岳擎苍抬了抬眼皮,目光落在岳山长老身上,像冰一样冷:“凭什么?就凭青霜是万年难遇的极品灵根,将来能给岳家带来荣耀;凭浩儿是主脉子弟,是岳家的未来!旁系子弟资质平庸,就算去了镇海宗,也成不了气候,不过是浪费名额罢了。”
“资质平庸?” 岳山长老的声音一下子高了起来,手因为生气而发抖,“大哥,你忘了三十年前,深渊魔物攻城的时候,是谁冲在最前面?是我们旁系的子弟!我兄弟岳河,为了护着主脉的孩子,被魔物撕成了两半!现在主脉有了极品灵根,就把旁系的功劳全忘了?就把旁系当累赘了?”
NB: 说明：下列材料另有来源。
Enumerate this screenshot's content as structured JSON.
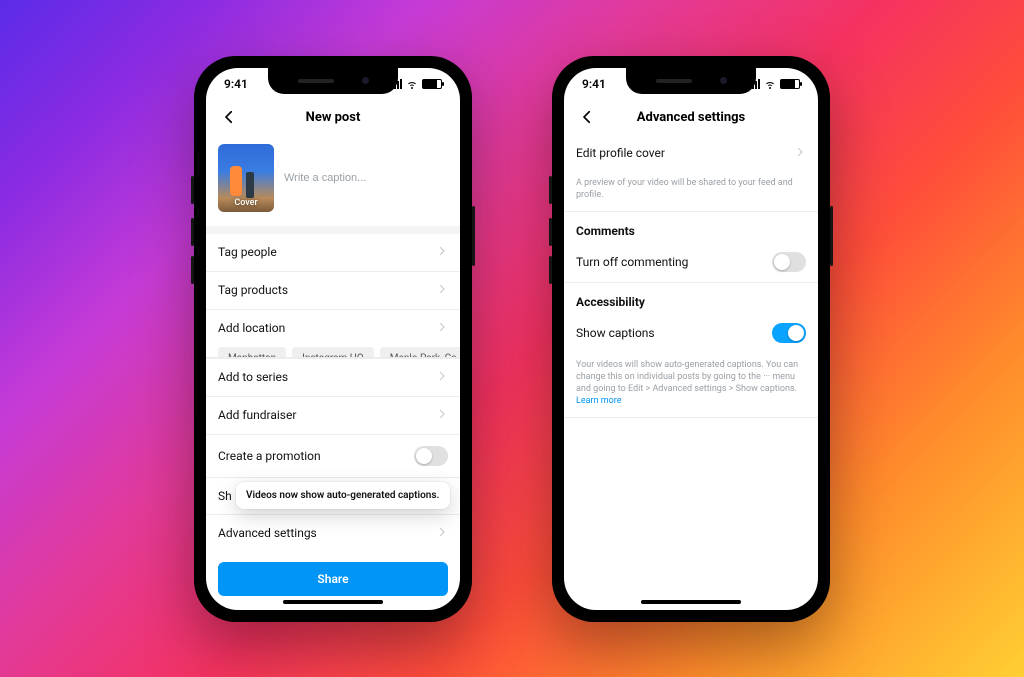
{
  "status": {
    "time": "9:41"
  },
  "phone1": {
    "title": "New post",
    "caption_placeholder": "Write a caption...",
    "cover_label": "Cover",
    "rows": {
      "tag_people": "Tag people",
      "tag_products": "Tag products",
      "add_location": "Add location",
      "add_to_series": "Add to series",
      "add_fundraiser": "Add fundraiser",
      "create_promotion": "Create a promotion",
      "share_to": "Sh",
      "advanced_settings": "Advanced settings"
    },
    "location_chips": [
      "Manhattan",
      "Instagram HQ",
      "Menlo Park, Ca"
    ],
    "tooltip": "Videos now show auto-generated captions.",
    "share_button": "Share",
    "promotion_on": false
  },
  "phone2": {
    "title": "Advanced settings",
    "edit_profile_cover": "Edit profile cover",
    "edit_profile_helper": "A preview of your video will be shared to your feed and profile.",
    "comments_section": "Comments",
    "turn_off_commenting": "Turn off commenting",
    "commenting_on": false,
    "accessibility_section": "Accessibility",
    "show_captions": "Show captions",
    "captions_on": true,
    "captions_helper": "Your videos will show auto-generated captions. You can change this on individual posts by going to the  ···  menu and going to Edit > Advanced settings > Show captions.",
    "learn_more": "Learn more"
  }
}
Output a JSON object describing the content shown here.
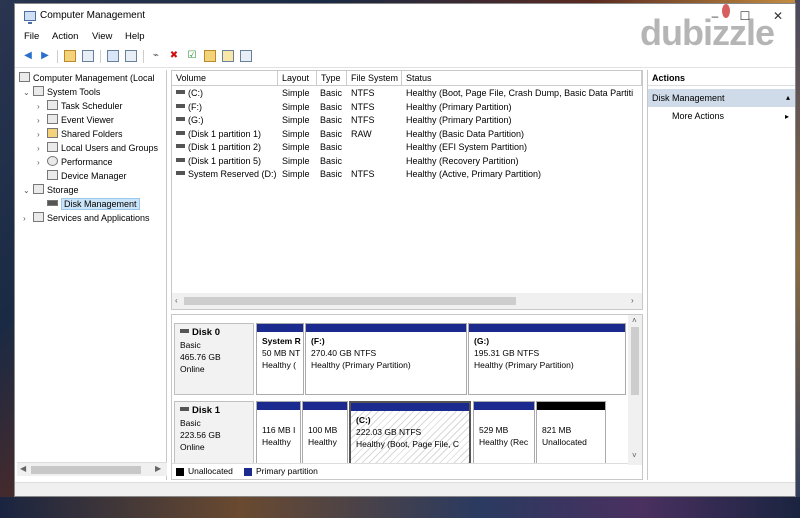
{
  "window": {
    "title": "Computer Management",
    "minimize": "–",
    "maximize": "☐",
    "close": "✕"
  },
  "watermark": {
    "text": "dubizzle"
  },
  "menu": [
    "File",
    "Action",
    "View",
    "Help"
  ],
  "tree": {
    "root": "Computer Management (Local",
    "system_tools": "System Tools",
    "task_scheduler": "Task Scheduler",
    "event_viewer": "Event Viewer",
    "shared_folders": "Shared Folders",
    "local_users": "Local Users and Groups",
    "performance": "Performance",
    "device_manager": "Device Manager",
    "storage": "Storage",
    "disk_management": "Disk Management",
    "services": "Services and Applications"
  },
  "volumes": {
    "headers": [
      "Volume",
      "Layout",
      "Type",
      "File System",
      "Status"
    ],
    "rows": [
      [
        "(C:)",
        "Simple",
        "Basic",
        "NTFS",
        "Healthy (Boot, Page File, Crash Dump, Basic Data Partiti"
      ],
      [
        "(F:)",
        "Simple",
        "Basic",
        "NTFS",
        "Healthy (Primary Partition)"
      ],
      [
        "(G:)",
        "Simple",
        "Basic",
        "NTFS",
        "Healthy (Primary Partition)"
      ],
      [
        "(Disk 1 partition 1)",
        "Simple",
        "Basic",
        "RAW",
        "Healthy (Basic Data Partition)"
      ],
      [
        "(Disk 1 partition 2)",
        "Simple",
        "Basic",
        "",
        "Healthy (EFI System Partition)"
      ],
      [
        "(Disk 1 partition 5)",
        "Simple",
        "Basic",
        "",
        "Healthy (Recovery Partition)"
      ],
      [
        "System Reserved (D:)",
        "Simple",
        "Basic",
        "NTFS",
        "Healthy (Active, Primary Partition)"
      ]
    ]
  },
  "disks": {
    "disk0": {
      "name": "Disk 0",
      "type": "Basic",
      "size": "465.76 GB",
      "status": "Online",
      "p1_label": "System R",
      "p1_size": "50 MB NT",
      "p1_status": "Healthy (",
      "p2_label": "(F:)",
      "p2_size": "270.40 GB NTFS",
      "p2_status": "Healthy (Primary Partition)",
      "p3_label": "(G:)",
      "p3_size": "195.31 GB NTFS",
      "p3_status": "Healthy (Primary Partition)"
    },
    "disk1": {
      "name": "Disk 1",
      "type": "Basic",
      "size": "223.56 GB",
      "status": "Online",
      "p1_size": "116 MB I",
      "p1_status": "Healthy",
      "p2_size": "100 MB",
      "p2_status": "Healthy",
      "p3_label": "(C:)",
      "p3_size": "222.03 GB NTFS",
      "p3_status": "Healthy (Boot, Page File, C",
      "p4_size": "529 MB",
      "p4_status": "Healthy (Rec",
      "p5_size": "821 MB",
      "p5_status": "Unallocated"
    }
  },
  "legend": {
    "unallocated": "Unallocated",
    "primary": "Primary partition"
  },
  "actions": {
    "title": "Actions",
    "selected": "Disk Management",
    "more": "More Actions"
  },
  "colors": {
    "primary_partition": "#1a2a8e",
    "unallocated": "#000000",
    "selection": "#cce4f7"
  }
}
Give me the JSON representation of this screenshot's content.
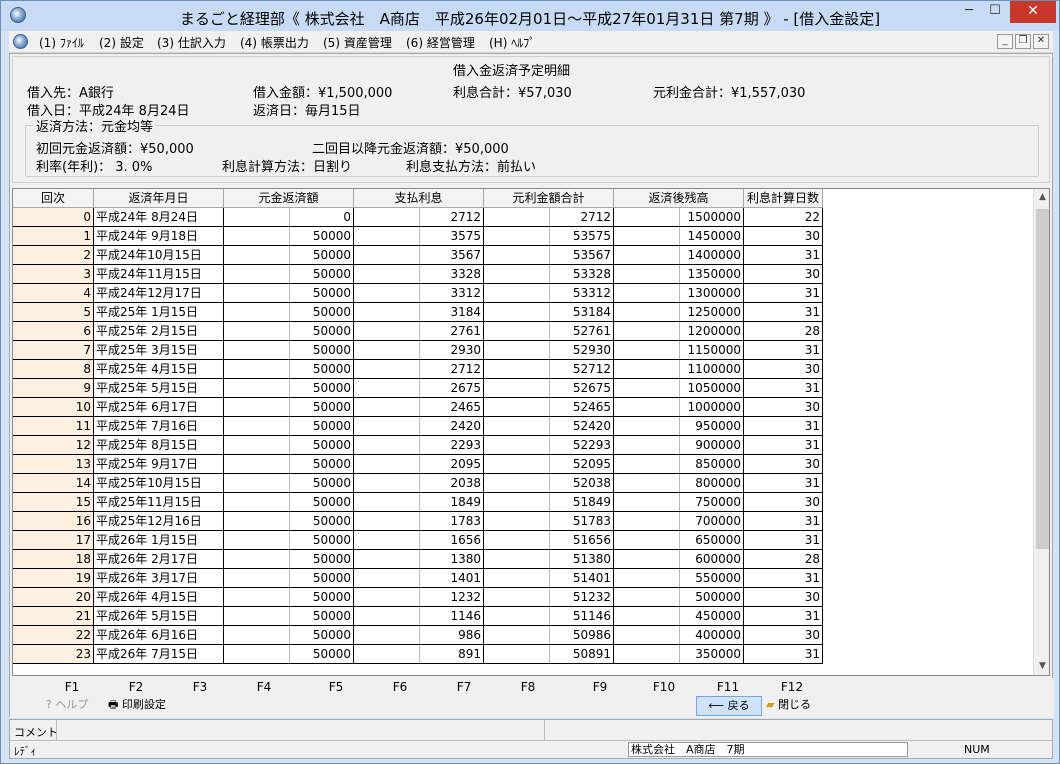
{
  "window": {
    "title": "まるごと経理部《 株式会社　A商店　平成26年02月01日～平成27年01月31日 第7期 》 - [借入金設定]",
    "min": "─",
    "max": "☐",
    "close": "✕"
  },
  "menu": [
    {
      "key": "(1)",
      "label": "ﾌｧｲﾙ"
    },
    {
      "key": "(2)",
      "label": "設定"
    },
    {
      "key": "(3)",
      "label": "仕訳入力"
    },
    {
      "key": "(4)",
      "label": "帳票出力"
    },
    {
      "key": "(5)",
      "label": "資産管理"
    },
    {
      "key": "(6)",
      "label": "経営管理"
    },
    {
      "key": "(H)",
      "label": "ﾍﾙﾌﾟ"
    }
  ],
  "mdi": {
    "min": "_",
    "restore": "❐",
    "close": "✕"
  },
  "info": {
    "section_title": "借入金返済予定明細",
    "lender": "借入先：A銀行",
    "amount": "借入金額：¥1,500,000",
    "interest_total": "利息合計：¥57,030",
    "principal_interest_total": "元利金合計：¥1,557,030",
    "borrow_date": "借入日：平成24年 8月24日",
    "repay_date": "返済日：毎月15日",
    "method": "返済方法：元金均等",
    "first_principal": "初回元金返済額：¥50,000",
    "second_principal": "二回目以降元金返済額：¥50,000",
    "rate": "利率(年利)： 3. 0%",
    "calc_method": "利息計算方法：日割り",
    "pay_method": "利息支払方法：前払い"
  },
  "table": {
    "columns": [
      "回次",
      "返済年月日",
      "元金返済額",
      "支払利息",
      "元利金額合計",
      "返済後残高",
      "利息計算日数"
    ],
    "rows": [
      [
        "0",
        "平成24年 8月24日",
        "0",
        "2712",
        "2712",
        "1500000",
        "22"
      ],
      [
        "1",
        "平成24年 9月18日",
        "50000",
        "3575",
        "53575",
        "1450000",
        "30"
      ],
      [
        "2",
        "平成24年10月15日",
        "50000",
        "3567",
        "53567",
        "1400000",
        "31"
      ],
      [
        "3",
        "平成24年11月15日",
        "50000",
        "3328",
        "53328",
        "1350000",
        "30"
      ],
      [
        "4",
        "平成24年12月17日",
        "50000",
        "3312",
        "53312",
        "1300000",
        "31"
      ],
      [
        "5",
        "平成25年 1月15日",
        "50000",
        "3184",
        "53184",
        "1250000",
        "31"
      ],
      [
        "6",
        "平成25年 2月15日",
        "50000",
        "2761",
        "52761",
        "1200000",
        "28"
      ],
      [
        "7",
        "平成25年 3月15日",
        "50000",
        "2930",
        "52930",
        "1150000",
        "31"
      ],
      [
        "8",
        "平成25年 4月15日",
        "50000",
        "2712",
        "52712",
        "1100000",
        "30"
      ],
      [
        "9",
        "平成25年 5月15日",
        "50000",
        "2675",
        "52675",
        "1050000",
        "31"
      ],
      [
        "10",
        "平成25年 6月17日",
        "50000",
        "2465",
        "52465",
        "1000000",
        "30"
      ],
      [
        "11",
        "平成25年 7月16日",
        "50000",
        "2420",
        "52420",
        "950000",
        "31"
      ],
      [
        "12",
        "平成25年 8月15日",
        "50000",
        "2293",
        "52293",
        "900000",
        "31"
      ],
      [
        "13",
        "平成25年 9月17日",
        "50000",
        "2095",
        "52095",
        "850000",
        "30"
      ],
      [
        "14",
        "平成25年10月15日",
        "50000",
        "2038",
        "52038",
        "800000",
        "31"
      ],
      [
        "15",
        "平成25年11月15日",
        "50000",
        "1849",
        "51849",
        "750000",
        "30"
      ],
      [
        "16",
        "平成25年12月16日",
        "50000",
        "1783",
        "51783",
        "700000",
        "31"
      ],
      [
        "17",
        "平成26年 1月15日",
        "50000",
        "1656",
        "51656",
        "650000",
        "31"
      ],
      [
        "18",
        "平成26年 2月17日",
        "50000",
        "1380",
        "51380",
        "600000",
        "28"
      ],
      [
        "19",
        "平成26年 3月17日",
        "50000",
        "1401",
        "51401",
        "550000",
        "31"
      ],
      [
        "20",
        "平成26年 4月15日",
        "50000",
        "1232",
        "51232",
        "500000",
        "30"
      ],
      [
        "21",
        "平成26年 5月15日",
        "50000",
        "1146",
        "51146",
        "450000",
        "31"
      ],
      [
        "22",
        "平成26年 6月16日",
        "50000",
        "986",
        "50986",
        "400000",
        "30"
      ],
      [
        "23",
        "平成26年 7月15日",
        "50000",
        "891",
        "50891",
        "350000",
        "31"
      ]
    ]
  },
  "fkeys": [
    "F1",
    "F2",
    "F3",
    "F4",
    "F5",
    "F6",
    "F7",
    "F8",
    "F9",
    "F10",
    "F11",
    "F12"
  ],
  "buttons": {
    "help": "ヘルプ",
    "print": "印刷設定",
    "back": "戻る",
    "close": "閉じる"
  },
  "status": {
    "comment_label": "コメント",
    "ready": "ﾚﾃﾞｨ",
    "company": "株式会社　A商店　7期",
    "num": "NUM"
  }
}
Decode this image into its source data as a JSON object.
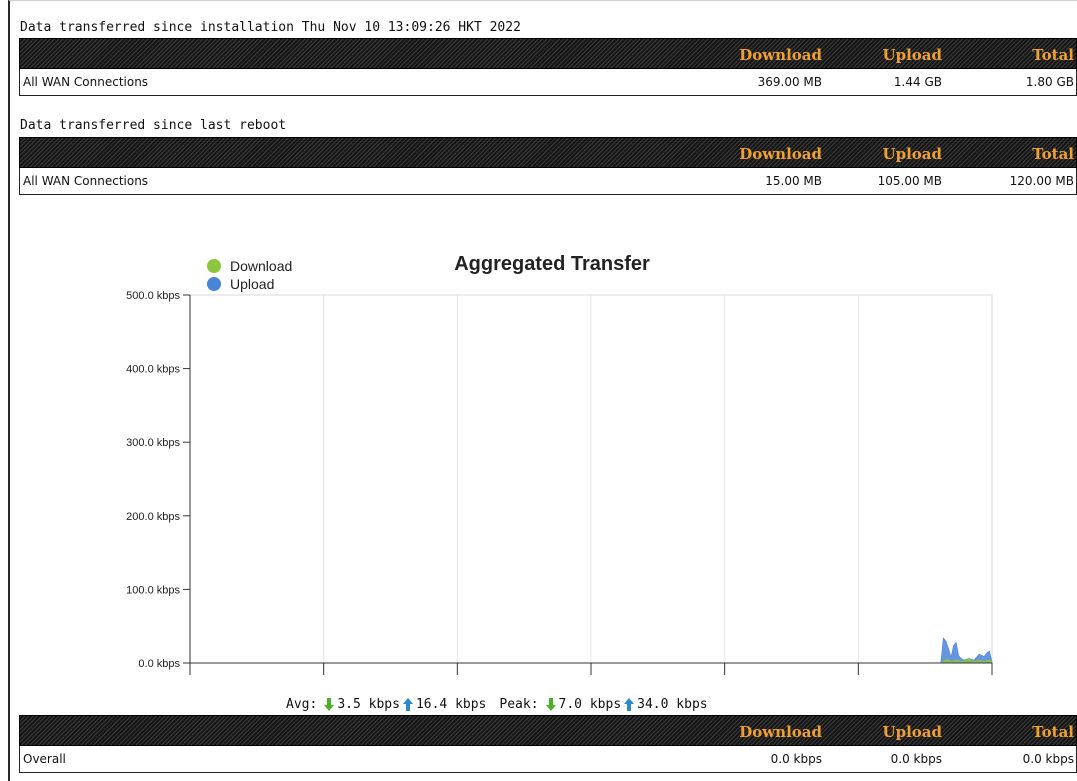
{
  "section1": {
    "caption": "Data transferred since installation Thu Nov 10 13:09:26 HKT 2022",
    "headers": {
      "download": "Download",
      "upload": "Upload",
      "total": "Total"
    },
    "row": {
      "label": "All WAN Connections",
      "download": "369.00 MB",
      "upload": "1.44 GB",
      "total": "1.80 GB"
    }
  },
  "section2": {
    "caption": "Data transferred since last reboot",
    "headers": {
      "download": "Download",
      "upload": "Upload",
      "total": "Total"
    },
    "row": {
      "label": "All WAN Connections",
      "download": "15.00 MB",
      "upload": "105.00 MB",
      "total": "120.00 MB"
    }
  },
  "chart_data": {
    "type": "area",
    "title": "Aggregated Transfer",
    "legend_position": "top-left",
    "series": [
      {
        "name": "Download",
        "color": "#8cc63f",
        "values": [
          0,
          0,
          0,
          0,
          0,
          0,
          0,
          0,
          0,
          0,
          0,
          0,
          0,
          0,
          0,
          0,
          0,
          0,
          0,
          0,
          0,
          0,
          0,
          0,
          0,
          0,
          0,
          0,
          0,
          0,
          0,
          0,
          0,
          0,
          0,
          0,
          0,
          0,
          0,
          0,
          0,
          0,
          0,
          0,
          0,
          0,
          0,
          0,
          0,
          0,
          0,
          0,
          0,
          0,
          0,
          0,
          0,
          0,
          0,
          0,
          0,
          0,
          0,
          0,
          0,
          0,
          0,
          0,
          0,
          0,
          0,
          0,
          0,
          0,
          0,
          0,
          0,
          0,
          0,
          0,
          0,
          0,
          0,
          0,
          0,
          0,
          0,
          0,
          0,
          0,
          0,
          0,
          0,
          0,
          0,
          0,
          0,
          0,
          0,
          0,
          0,
          0,
          0,
          0,
          0,
          0,
          0,
          0,
          0,
          0,
          0,
          0,
          0,
          0,
          0,
          0,
          0,
          0,
          0,
          0,
          0,
          0,
          0,
          0,
          0,
          0,
          0,
          0,
          0,
          0,
          0,
          0,
          0,
          0,
          0,
          0,
          0,
          0,
          0,
          0,
          0,
          0,
          0,
          0,
          0,
          0,
          0,
          0,
          0,
          0,
          0,
          0,
          0,
          0,
          0,
          0,
          0,
          0,
          0,
          0,
          0,
          0,
          0,
          0,
          0,
          0,
          0,
          0,
          0,
          0,
          0,
          0,
          0,
          0,
          0,
          0,
          0,
          0,
          0,
          0,
          0,
          0,
          0,
          0,
          0,
          0,
          0,
          0,
          0,
          0,
          0,
          0,
          0,
          0,
          0,
          0,
          0,
          0,
          0,
          0,
          0,
          0,
          0,
          0,
          0,
          0,
          0,
          0,
          0,
          0,
          0,
          0,
          0,
          0,
          0,
          0,
          0,
          0,
          0,
          0,
          0,
          0,
          0,
          0,
          0,
          0,
          0,
          0,
          0,
          0,
          0,
          0,
          0,
          0,
          0,
          0,
          0,
          0,
          0,
          0,
          0,
          0,
          0,
          0,
          0,
          0,
          0,
          0,
          0,
          0,
          0,
          0,
          0,
          0,
          0,
          0,
          0,
          0,
          0,
          0,
          0,
          0,
          0,
          0,
          0,
          0,
          0,
          0,
          0,
          0,
          0,
          0,
          0,
          0,
          0,
          0,
          0,
          0,
          0,
          0,
          0,
          0,
          0,
          0,
          0,
          0,
          0,
          0,
          0,
          0,
          0,
          0,
          0,
          0,
          0,
          0,
          0,
          0,
          3,
          5,
          4,
          2,
          3,
          4,
          3,
          2,
          3,
          4,
          7,
          3,
          2,
          3,
          4,
          3,
          2,
          3,
          4,
          3
        ]
      },
      {
        "name": "Upload",
        "color": "#4a84d8",
        "values": [
          0,
          0,
          0,
          0,
          0,
          0,
          0,
          0,
          0,
          0,
          0,
          0,
          0,
          0,
          0,
          0,
          0,
          0,
          0,
          0,
          0,
          0,
          0,
          0,
          0,
          0,
          0,
          0,
          0,
          0,
          0,
          0,
          0,
          0,
          0,
          0,
          0,
          0,
          0,
          0,
          0,
          0,
          0,
          0,
          0,
          0,
          0,
          0,
          0,
          0,
          0,
          0,
          0,
          0,
          0,
          0,
          0,
          0,
          0,
          0,
          0,
          0,
          0,
          0,
          0,
          0,
          0,
          0,
          0,
          0,
          0,
          0,
          0,
          0,
          0,
          0,
          0,
          0,
          0,
          0,
          0,
          0,
          0,
          0,
          0,
          0,
          0,
          0,
          0,
          0,
          0,
          0,
          0,
          0,
          0,
          0,
          0,
          0,
          0,
          0,
          0,
          0,
          0,
          0,
          0,
          0,
          0,
          0,
          0,
          0,
          0,
          0,
          0,
          0,
          0,
          0,
          0,
          0,
          0,
          0,
          0,
          0,
          0,
          0,
          0,
          0,
          0,
          0,
          0,
          0,
          0,
          0,
          0,
          0,
          0,
          0,
          0,
          0,
          0,
          0,
          0,
          0,
          0,
          0,
          0,
          0,
          0,
          0,
          0,
          0,
          0,
          0,
          0,
          0,
          0,
          0,
          0,
          0,
          0,
          0,
          0,
          0,
          0,
          0,
          0,
          0,
          0,
          0,
          0,
          0,
          0,
          0,
          0,
          0,
          0,
          0,
          0,
          0,
          0,
          0,
          0,
          0,
          0,
          0,
          0,
          0,
          0,
          0,
          0,
          0,
          0,
          0,
          0,
          0,
          0,
          0,
          0,
          0,
          0,
          0,
          0,
          0,
          0,
          0,
          0,
          0,
          0,
          0,
          0,
          0,
          0,
          0,
          0,
          0,
          0,
          0,
          0,
          0,
          0,
          0,
          0,
          0,
          0,
          0,
          0,
          0,
          0,
          0,
          0,
          0,
          0,
          0,
          0,
          0,
          0,
          0,
          0,
          0,
          0,
          0,
          0,
          0,
          0,
          0,
          0,
          0,
          0,
          0,
          0,
          0,
          0,
          0,
          0,
          0,
          0,
          0,
          0,
          0,
          0,
          0,
          0,
          0,
          0,
          0,
          0,
          0,
          0,
          0,
          0,
          0,
          0,
          0,
          0,
          0,
          0,
          0,
          0,
          0,
          0,
          0,
          0,
          0,
          0,
          0,
          0,
          0,
          0,
          0,
          0,
          0,
          0,
          0,
          0,
          0,
          34,
          30,
          20,
          8,
          24,
          28,
          10,
          6,
          4,
          5,
          6,
          5,
          4,
          8,
          12,
          10,
          9,
          14,
          16,
          2
        ]
      }
    ],
    "y_ticks": [
      "500.0 kbps",
      "400.0 kbps",
      "300.0 kbps",
      "200.0 kbps",
      "100.0 kbps",
      "0.0 kbps"
    ],
    "ylim": [
      0,
      500
    ],
    "grid": "vertical"
  },
  "stats": {
    "avg_label": "Avg:",
    "avg_download": "3.5 kbps",
    "avg_upload": "16.4 kbps",
    "peak_label": "Peak:",
    "peak_download": "7.0 kbps",
    "peak_upload": "34.0 kbps",
    "download_color": "#4caf28",
    "upload_color": "#2a8ad0"
  },
  "section3": {
    "headers": {
      "download": "Download",
      "upload": "Upload",
      "total": "Total"
    },
    "row": {
      "label": "Overall",
      "download": "0.0 kbps",
      "upload": "0.0 kbps",
      "total": "0.0 kbps"
    }
  }
}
他的声音里带着哭腔,厅里瞬间安静了下来。旁系子弟们的眼眶都红了,岳峰攥着拳头,指甲深深嵌进掌心 —— 他从小就听祖父说岳河的故事,说他是旁系的英雄,可现在,主脉连提都不愿意提。
“放肆!” 岳擎苍猛地一拍桌子,茶杯都被震得跳了起来,茶水洒在白虎皮坐垫上,留下深色的印子,“岳山,你别忘了自己的身份!你是旁系,我是主脉长老,你该做的是听话,不是跟我顶嘴!再敢多说一句,我废了你的修为!”
岳浩立刻跟着起哄,往前凑了一步,指着岳山长老的鼻子骂:“老东西,别给脸不要脸!主脉给你们一口饭吃,你们就该感恩戴德了,还敢来抢名额?再闹,我让厨房不给旁系送粮食,让你们都饿着!”